Food products also delivered 21% y-o-y growth in pretax profit to USD495m, led by strong demand for consumer pack products in 1H20 as various countries implemented lockdowns and movement restrictions to curb the COVID-19 contagion.
Consumer pack volume soared 40% y-o-y for the period. This, together with the stronger margin of consumer pack was able to offset the 9% decline in sales volumes for medium and bulk packs from the hotel, restaurant and catering (HORECA) industry.
Plantation and Sugar Milling Recorded a Loss of USD83m
Plantation and sugar milling recorded a loss of USD83m, a 20% y-o-y improvement from 1H19’s loss of USD104m. The loss was largely attributed to the non-harvesting season in Australia and a USD20m impairment on Shree Renuka sugar milling assets in 1H20, while partially mitigated by better performance from its palm oil plantations on the back of stronger CPO prices.
Contribution of JV and Associates Also Doubled to USD84m
Contribution of JV and associates also doubled to USD84m on stronger contributions from the group’s investments in China, India and Africa.

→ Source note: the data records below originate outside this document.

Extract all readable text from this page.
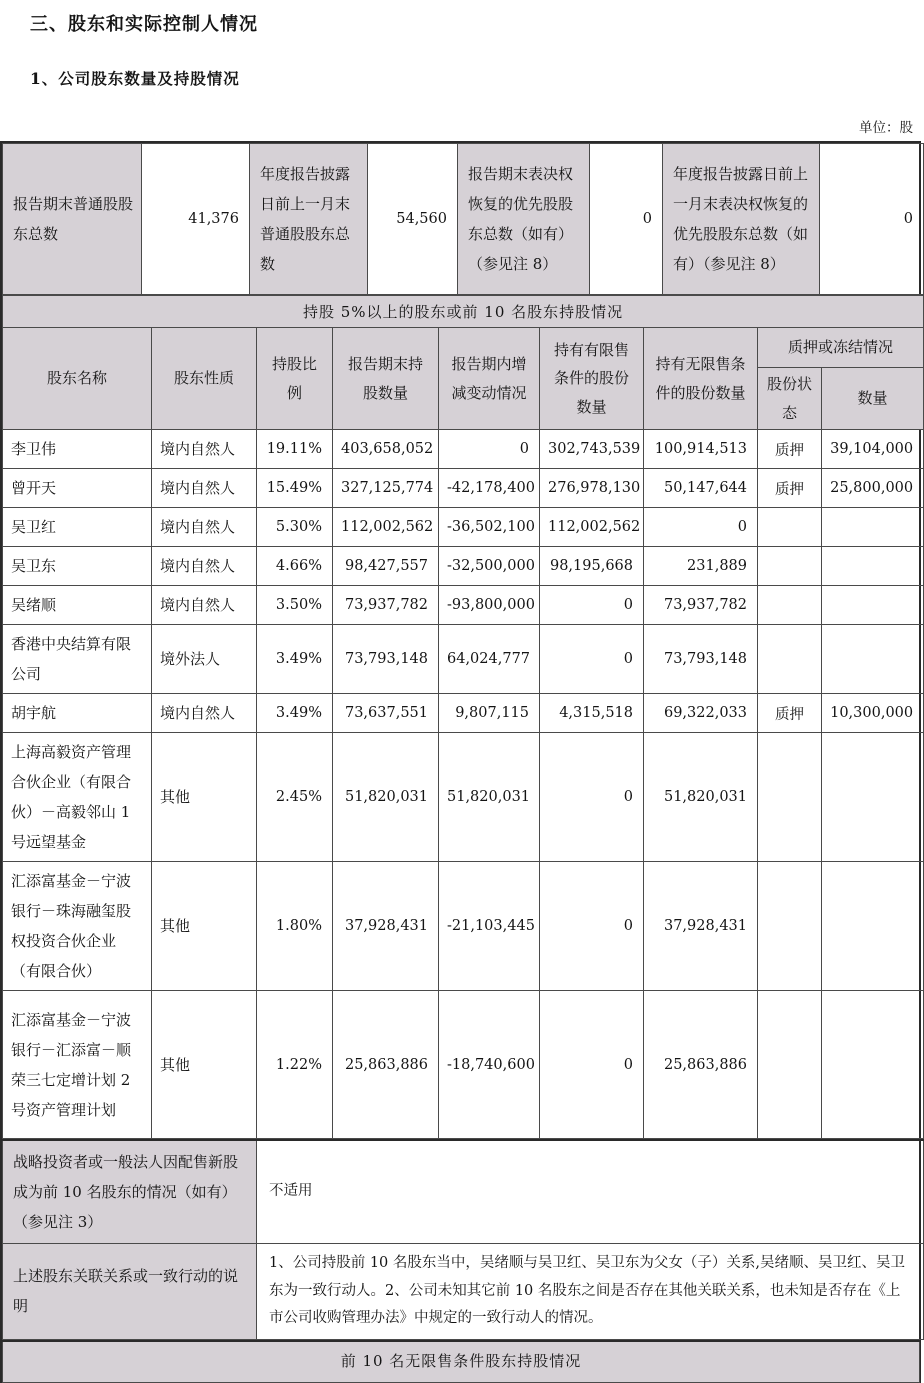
三、股东和实际控制人情况
1、公司股东数量及持股情况
单位：股
报告期末普通股股东总数	41,376	年度报告披露日前上一月末普通股股东总数	54,560	报告期末表决权恢复的优先股股东总数（如有）（参见注 8）	0	年度报告披露日前上一月末表决权恢复的优先股股东总数（如有）（参见注 8）	0
持股 5%以上的股东或前 10 名股东持股情况								
股东名称	股东性质	持股比例	报告期末持股数量	报告期内增减变动情况	持有有限售条件的股份数量	持有无限售条件的股份数量	质押或冻结情况	
							股份状态	数量
李卫伟	境内自然人	19.11%	403,658,052	0	302,743,539	100,914,513	质押	39,104,000
曾开天	境内自然人	15.49%	327,125,774	-42,178,400	276,978,130	50,147,644	质押	25,800,000
吴卫红	境内自然人	5.30%	112,002,562	-36,502,100	112,002,562	0		
吴卫东	境内自然人	4.66%	98,427,557	-32,500,000	98,195,668	231,889		
吴绪顺	境内自然人	3.50%	73,937,782	-93,800,000	0	73,937,782		
香港中央结算有限公司	境外法人	3.49%	73,793,148	64,024,777	0	73,793,148		
胡宇航	境内自然人	3.49%	73,637,551	9,807,115	4,315,518	69,322,033	质押	10,300,000
上海高毅资产管理合伙企业（有限合伙）－高毅邻山 1 号远望基金	其他	2.45%	51,820,031	51,820,031	0	51,820,031		
汇添富基金－宁波银行－珠海融玺股权投资合伙企业（有限合伙）	其他	1.80%	37,928,431	-21,103,445	0	37,928,431		
汇添富基金－宁波银行－汇添富－顺荣三七定增计划 2 号资产管理计划	其他	1.22%	25,863,886	-18,740,600	0	25,863,886		
战略投资者或一般法人因配售新股成为前 10 名股东的情况（如有）（参见注 3）	不适用
上述股东关联关系或一致行动的说明	1、公司持股前 10 名股东当中，吴绪顺与吴卫红、吴卫东为父女（子）关系,吴绪顺、吴卫红、吴卫东为一致行动人。2、公司未知其它前 10 名股东之间是否存在其他关联关系，也未知是否存在《上市公司收购管理办法》中规定的一致行动人的情况。
前 10 名无限售条件股东持股情况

2H20 Outlook Still Fairly Optimistic
We note that China is still recovering from the ASF outbreak. Its hog inventory is 80% compared to end-2017 levels. We believe the shortage of hog inventory will continue to provide structural support for crush margins over the next year.
As China (60% of Wilmar’s PATMI contribution) recovers from the COVID-19 pandemic, we expect consumer pack demand to gradually taper down in the absence of strict movement restrictions but this should be partially offset by an improvement in the HORECA industry. Rising CPO prices are also likely to help boost earnings from the plantation sector.